5) Small-Business Scenarios and Practical Examples
Scenario A — 25-employee defense subcontractor in a leased office: negotiate lease language to allow electronic door locks and CCTV; if landlord disallows, isolate CUI on a locked rack or cabinet, use cable locks for laptops, and store backups in encrypted, locked media. Scenario B — coworking space: avoid storing CUI in open areas—use encrypted USBs in a lockbox and require employees to use privacy screens and cable locks; consider remote work policies limiting CUI access to company-managed VPN endpoints rather than on-site devices. Scenario C — remote server hosting: if you use colo or cloud, ensure the provider supplies physical access logs, restricted access controls, and chain-of-custody procedures for storage media; require an SLA clause that supports audits.

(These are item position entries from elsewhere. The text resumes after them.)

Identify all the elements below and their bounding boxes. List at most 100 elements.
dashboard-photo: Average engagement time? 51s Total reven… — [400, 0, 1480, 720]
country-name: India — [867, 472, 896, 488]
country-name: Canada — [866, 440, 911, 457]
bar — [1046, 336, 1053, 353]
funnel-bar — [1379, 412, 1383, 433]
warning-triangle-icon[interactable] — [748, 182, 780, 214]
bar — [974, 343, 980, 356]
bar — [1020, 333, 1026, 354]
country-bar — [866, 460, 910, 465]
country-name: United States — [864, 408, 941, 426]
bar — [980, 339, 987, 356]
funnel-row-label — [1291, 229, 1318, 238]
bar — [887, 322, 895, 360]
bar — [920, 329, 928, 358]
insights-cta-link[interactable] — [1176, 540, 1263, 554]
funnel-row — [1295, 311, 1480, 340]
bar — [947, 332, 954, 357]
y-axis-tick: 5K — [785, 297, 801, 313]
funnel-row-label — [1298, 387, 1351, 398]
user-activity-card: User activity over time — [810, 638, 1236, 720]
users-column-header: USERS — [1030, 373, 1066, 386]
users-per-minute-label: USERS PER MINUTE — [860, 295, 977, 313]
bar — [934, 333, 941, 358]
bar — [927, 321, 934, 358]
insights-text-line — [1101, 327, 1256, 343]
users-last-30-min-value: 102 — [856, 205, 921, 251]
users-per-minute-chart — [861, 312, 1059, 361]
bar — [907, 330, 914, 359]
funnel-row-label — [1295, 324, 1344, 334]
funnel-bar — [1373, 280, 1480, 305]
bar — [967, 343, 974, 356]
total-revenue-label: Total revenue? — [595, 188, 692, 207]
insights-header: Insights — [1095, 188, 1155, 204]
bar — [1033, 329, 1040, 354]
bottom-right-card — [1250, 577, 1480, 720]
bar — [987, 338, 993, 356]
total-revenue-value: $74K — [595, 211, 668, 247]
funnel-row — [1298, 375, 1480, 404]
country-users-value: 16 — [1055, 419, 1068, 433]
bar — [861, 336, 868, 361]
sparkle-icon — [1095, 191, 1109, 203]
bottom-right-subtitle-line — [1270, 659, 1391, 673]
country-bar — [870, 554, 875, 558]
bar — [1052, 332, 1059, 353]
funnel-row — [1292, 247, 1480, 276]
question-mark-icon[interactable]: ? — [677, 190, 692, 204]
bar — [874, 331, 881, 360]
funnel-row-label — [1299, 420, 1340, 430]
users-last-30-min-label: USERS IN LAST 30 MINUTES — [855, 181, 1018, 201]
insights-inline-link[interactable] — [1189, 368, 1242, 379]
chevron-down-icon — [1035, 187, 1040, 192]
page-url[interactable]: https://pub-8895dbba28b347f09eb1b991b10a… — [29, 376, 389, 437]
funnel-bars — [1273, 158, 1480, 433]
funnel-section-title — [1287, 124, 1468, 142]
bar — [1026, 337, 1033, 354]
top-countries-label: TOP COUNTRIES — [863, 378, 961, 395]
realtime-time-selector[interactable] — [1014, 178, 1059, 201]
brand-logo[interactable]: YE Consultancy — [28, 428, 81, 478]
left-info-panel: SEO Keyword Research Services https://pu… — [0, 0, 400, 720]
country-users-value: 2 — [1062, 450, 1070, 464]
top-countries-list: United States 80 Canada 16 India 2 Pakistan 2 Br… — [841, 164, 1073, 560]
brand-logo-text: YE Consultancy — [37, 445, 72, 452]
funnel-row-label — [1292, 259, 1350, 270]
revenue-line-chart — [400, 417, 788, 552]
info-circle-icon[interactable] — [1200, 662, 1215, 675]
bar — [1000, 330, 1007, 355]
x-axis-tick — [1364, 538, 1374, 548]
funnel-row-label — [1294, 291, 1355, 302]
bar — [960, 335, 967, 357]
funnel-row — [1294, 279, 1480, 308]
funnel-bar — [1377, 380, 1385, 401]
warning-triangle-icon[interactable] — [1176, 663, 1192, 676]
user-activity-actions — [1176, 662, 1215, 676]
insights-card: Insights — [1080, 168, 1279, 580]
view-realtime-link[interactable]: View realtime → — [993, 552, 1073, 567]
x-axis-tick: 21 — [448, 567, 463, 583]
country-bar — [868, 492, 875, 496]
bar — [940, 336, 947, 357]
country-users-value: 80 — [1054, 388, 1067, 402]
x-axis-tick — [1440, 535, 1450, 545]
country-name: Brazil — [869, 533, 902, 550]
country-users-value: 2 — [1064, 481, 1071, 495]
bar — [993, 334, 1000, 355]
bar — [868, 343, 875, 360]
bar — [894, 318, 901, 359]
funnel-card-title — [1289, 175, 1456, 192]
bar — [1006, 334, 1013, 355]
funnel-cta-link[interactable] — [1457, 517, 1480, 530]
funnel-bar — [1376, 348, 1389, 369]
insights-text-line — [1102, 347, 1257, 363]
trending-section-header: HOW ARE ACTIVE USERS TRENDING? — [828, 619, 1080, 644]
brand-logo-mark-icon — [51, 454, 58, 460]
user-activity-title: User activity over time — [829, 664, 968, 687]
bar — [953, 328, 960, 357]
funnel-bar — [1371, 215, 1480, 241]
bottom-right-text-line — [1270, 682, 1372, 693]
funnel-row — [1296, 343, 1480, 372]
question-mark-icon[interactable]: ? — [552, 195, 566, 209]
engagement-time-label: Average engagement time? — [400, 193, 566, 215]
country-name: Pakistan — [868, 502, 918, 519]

6) Testing, Audits, and Evidence Collection
Test your controls: run a physical access test (attempt to enter CUI zones during and outside business hours), validate logs, and simulate badge revocation. Maintain evidence: access control configuration screenshots, badge issuance records, visitor logs, CCTV exports, quarterly access reviews, training attendance records, and maintenance records for locks and cameras. For assessments, package evidence logically (policy → implementation → logs → test results) so an assessor can trace requirement to proof. Create a Plan of Actions & Milestones (POA&M) for gaps with realistic remediation timelines.
7) Risks of Non-Implementation and Compliance Tips
Failing to implement PE.L2-3.10.1 increases risk of unauthorized access to CUI, data exfiltration, lost contracts, and regulatory penalties. Even a single stolen laptop or unaudited visit can lead to a reportable compromise. Compliance tips: scope narrowly to where CUI truly exists to reduce burden; automate deprovisioning with identity and access management; use encrypted storage for all CUI so a physical breach yields limited exposure; document compensating controls when physical changes are constrained (e.g., using encrypted containers and strict escort policies in a shared office).
In summary, implementing PE.L2-3.10.1 is a mix of good policy, appropriate technology, and repeatable operational practices: scope and zone your facilities, deploy audited electronic access where feasible, integrate PACS with enterprise identity services, monitor and retain logs, and enforce visitor and training policies. For small businesses, focus on pragmatic controls—locked cabinets, unique badges, CCTV, encrypted media, rapid deprovisioning, and clear evidence collection—to meet NIST SP 800-171 Rev.2 and CMMC 2.0 Level 2 requirements effectively and affordably.